La entrada de un nuevo año representa siempre un tiempo de balance, por un lado, y de prospección hacia el futuro por otro. En medio de un complejo contexto político y social, y ante la suma de catárticos factores geoestratégicos, económicos y socioeconómicos, resulta de enorme dificultad todo intento de aportación de certezas y de seguridad. Vivimos un presente acelerado, sin tiempo para la reflexión y para el debate sosegado. La política vive también presa de la cronocompetencia: todo ha de materializarse rápido, la urgencia atrapa el presente.

Cabría promover la prudencia y la ponderación en los análisis y reconocer las limitaciones de nuestra capacidad de predicción en contextos, como el presente, caracterizados por su elevada complejidad, volatilidad y aceleración y que nos conduce a hacernos más preguntas que nunca. Entre algunos dirigentes políticos y muchos observadores y comentaristas de la actualidad se atisba el recurso a la estrategia de atribuirse una suerte de lucidez retrospectiva (esa especie de prestigioso fraude intelectual que el escritor Muñoz Molina ha definido como “profetizar el pasado”). Quienes tenemos el privilegio de poder participar de palabra o por escrito en el debate público no deberíamos olvidar esa doble premisa de actuación: humildad y responsabilidad.

Si desatendemos estos valores y nos dejamos llevar por el narcisismo mediático incurriremos en el error de hacer daño enturbiando la atmósfera social (ya de por sí muy cargada de tensión) con exageraciones e hipérboles. Si me permiten, terminaría esta reflexión inicial con una sugerencia: no debe confundirse el pesimismo extremo o el catastrofismo con la lucidez. Muchas veces ese recurso encubre en realidad, junto a un afán de notoriedad, una actitud tan estéril como la que representa el desdén y la displicencia (esa posición intelectual tan de moda y cada vez más cultivada en ciertos medios).

En un año importante en lo electoral este complejo contexto tiene también su proyección sobre el mundo de la política y de los gestores públicos: sometidos a una presión diaria muy estresante y con un margen de maniobra muchas veces escaso, están viviendo momentos difíciles, sin duda. El sentido finalista y funcional de la política nunca ha tenido mucho glamur intelectual, pero cobra sin duda un renovado protagonismo. Necesitamos, más que nunca, que la política recupere su prestigio y su pujanza.

Hay que tener visión estratégica acerca de hacia dónde queremos ir.
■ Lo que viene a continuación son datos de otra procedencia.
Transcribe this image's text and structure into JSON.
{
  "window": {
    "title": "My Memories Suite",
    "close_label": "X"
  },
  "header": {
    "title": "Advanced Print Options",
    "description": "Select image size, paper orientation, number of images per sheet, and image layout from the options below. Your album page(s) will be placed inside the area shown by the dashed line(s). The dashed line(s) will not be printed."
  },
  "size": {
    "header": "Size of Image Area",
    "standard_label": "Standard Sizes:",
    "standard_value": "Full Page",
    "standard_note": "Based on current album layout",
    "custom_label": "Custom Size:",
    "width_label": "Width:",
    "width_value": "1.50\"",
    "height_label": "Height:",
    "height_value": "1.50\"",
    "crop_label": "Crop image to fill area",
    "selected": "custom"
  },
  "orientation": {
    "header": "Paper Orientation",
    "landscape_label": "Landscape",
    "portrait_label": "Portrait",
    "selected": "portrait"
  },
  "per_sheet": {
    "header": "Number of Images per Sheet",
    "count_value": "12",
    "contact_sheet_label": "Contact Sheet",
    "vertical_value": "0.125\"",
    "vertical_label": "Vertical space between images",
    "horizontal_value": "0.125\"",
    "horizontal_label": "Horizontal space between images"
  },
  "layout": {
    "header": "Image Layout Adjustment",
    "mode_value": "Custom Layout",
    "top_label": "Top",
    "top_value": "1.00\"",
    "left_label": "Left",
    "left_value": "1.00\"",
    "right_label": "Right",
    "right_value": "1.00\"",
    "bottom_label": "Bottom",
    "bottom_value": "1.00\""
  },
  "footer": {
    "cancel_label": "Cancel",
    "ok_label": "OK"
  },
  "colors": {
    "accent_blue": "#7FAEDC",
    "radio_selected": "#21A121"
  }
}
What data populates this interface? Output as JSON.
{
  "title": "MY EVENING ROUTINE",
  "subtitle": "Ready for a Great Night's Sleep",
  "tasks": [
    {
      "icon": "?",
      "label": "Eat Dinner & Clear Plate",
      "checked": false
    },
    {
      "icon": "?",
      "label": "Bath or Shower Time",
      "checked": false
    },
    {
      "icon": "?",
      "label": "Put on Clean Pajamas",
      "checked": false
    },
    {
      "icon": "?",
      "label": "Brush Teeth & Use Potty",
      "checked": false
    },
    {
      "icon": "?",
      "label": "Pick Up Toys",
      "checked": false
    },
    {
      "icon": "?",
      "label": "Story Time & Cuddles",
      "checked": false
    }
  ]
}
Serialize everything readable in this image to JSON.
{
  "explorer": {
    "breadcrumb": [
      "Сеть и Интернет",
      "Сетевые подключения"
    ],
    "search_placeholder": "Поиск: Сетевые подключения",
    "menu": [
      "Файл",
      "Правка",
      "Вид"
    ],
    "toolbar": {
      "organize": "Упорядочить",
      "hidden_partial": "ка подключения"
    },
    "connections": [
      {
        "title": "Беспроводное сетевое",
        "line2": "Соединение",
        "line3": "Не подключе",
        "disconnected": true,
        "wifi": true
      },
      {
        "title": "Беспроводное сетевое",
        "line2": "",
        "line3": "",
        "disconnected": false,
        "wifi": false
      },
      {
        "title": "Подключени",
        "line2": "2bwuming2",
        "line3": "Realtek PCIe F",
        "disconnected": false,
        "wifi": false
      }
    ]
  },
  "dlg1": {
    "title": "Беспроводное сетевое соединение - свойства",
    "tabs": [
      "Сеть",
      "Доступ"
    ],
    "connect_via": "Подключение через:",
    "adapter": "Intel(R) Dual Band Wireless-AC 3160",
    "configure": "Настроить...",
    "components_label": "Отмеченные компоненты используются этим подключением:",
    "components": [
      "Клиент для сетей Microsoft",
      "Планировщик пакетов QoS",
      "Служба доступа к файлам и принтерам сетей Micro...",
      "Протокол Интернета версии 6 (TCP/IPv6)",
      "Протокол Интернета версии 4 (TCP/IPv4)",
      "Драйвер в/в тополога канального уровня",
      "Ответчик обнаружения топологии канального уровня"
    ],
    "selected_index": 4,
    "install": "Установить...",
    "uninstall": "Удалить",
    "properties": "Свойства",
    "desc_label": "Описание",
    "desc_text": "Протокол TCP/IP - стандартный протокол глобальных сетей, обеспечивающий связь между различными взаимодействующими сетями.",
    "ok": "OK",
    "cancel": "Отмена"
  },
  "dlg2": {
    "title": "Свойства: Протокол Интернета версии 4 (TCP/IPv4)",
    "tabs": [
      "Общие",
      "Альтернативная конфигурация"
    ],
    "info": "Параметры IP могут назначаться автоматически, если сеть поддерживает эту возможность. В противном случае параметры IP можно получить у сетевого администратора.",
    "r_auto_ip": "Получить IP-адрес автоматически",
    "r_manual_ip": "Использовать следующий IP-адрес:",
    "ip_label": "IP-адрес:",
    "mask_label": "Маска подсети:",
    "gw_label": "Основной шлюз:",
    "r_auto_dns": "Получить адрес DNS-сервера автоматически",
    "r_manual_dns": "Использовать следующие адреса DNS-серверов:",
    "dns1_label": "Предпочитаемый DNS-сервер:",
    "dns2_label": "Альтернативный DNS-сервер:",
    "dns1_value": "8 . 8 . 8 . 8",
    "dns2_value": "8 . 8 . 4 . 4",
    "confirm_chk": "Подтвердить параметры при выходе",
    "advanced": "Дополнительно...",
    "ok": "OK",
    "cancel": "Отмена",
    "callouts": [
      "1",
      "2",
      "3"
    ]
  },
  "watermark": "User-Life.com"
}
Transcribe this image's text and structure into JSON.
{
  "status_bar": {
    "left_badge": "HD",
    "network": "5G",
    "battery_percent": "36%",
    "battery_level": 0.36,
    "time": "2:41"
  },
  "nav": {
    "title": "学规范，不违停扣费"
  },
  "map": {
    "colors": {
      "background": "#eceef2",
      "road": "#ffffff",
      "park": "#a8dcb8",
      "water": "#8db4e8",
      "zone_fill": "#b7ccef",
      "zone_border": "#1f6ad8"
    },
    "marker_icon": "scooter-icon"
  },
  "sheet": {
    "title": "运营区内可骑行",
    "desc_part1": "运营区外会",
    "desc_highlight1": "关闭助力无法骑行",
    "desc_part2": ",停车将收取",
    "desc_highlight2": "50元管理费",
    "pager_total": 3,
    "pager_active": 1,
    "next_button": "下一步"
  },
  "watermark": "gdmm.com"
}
E ir reformando gradualmente nuestro tejido público en esa dirección. Con visión y decisión. Ello implica tomar decisiones con determinación. La Administración pública debe llevar a cabo una provisión eficiente de bienes y servicios de calidad a la ciudadanía para que el país funcione cabalmente, también la economía y el tejido productivo, pero igualmente el sistema sanitario, la educación, la seguridad, las infraestructuras, los transportes o cualquier otro ámbito.

Un equilibrio inteligente y una cooperación público/privado es hoy más necesaria que nunca. Las instituciones públicas y quienes gobiernan o sirven en ella deben ser el mejor asidero para evitar o paliar la inestabilidad política y social. Y en este contexto hay que hacer las cosas mejor que nunca, ser altamente eficientes, íntegros, productivos y obtener resultados. No se trata ahora de tener más sector público, sino de mejor administración y mejor sector público. La peor carta de presentación que puede tener la Administración Pública es la ineficacia; y la política, la impotencia.

El centro del debate debe girar en la cuestión relativa al alcance y a la extensión de nuestro sistema de protección social, clave para frenar la desigualdad y para cohesionar más y mejor nuestra sociedad. Necesitamos un nuevo modelo de sector público, y también un modelo diferente de colaboración público-privada. El modelo social basado en la sociedad de consumo y el capitalismo global generará, si no se corrige y modula desde lo social, un efecto de creciente desigualdad. En lo económico y social, el reto tiene una doble componente: consolidar e incrementar en lo posible la riqueza social y a la vez reforzar y mejorar los mecanismos de su distribución.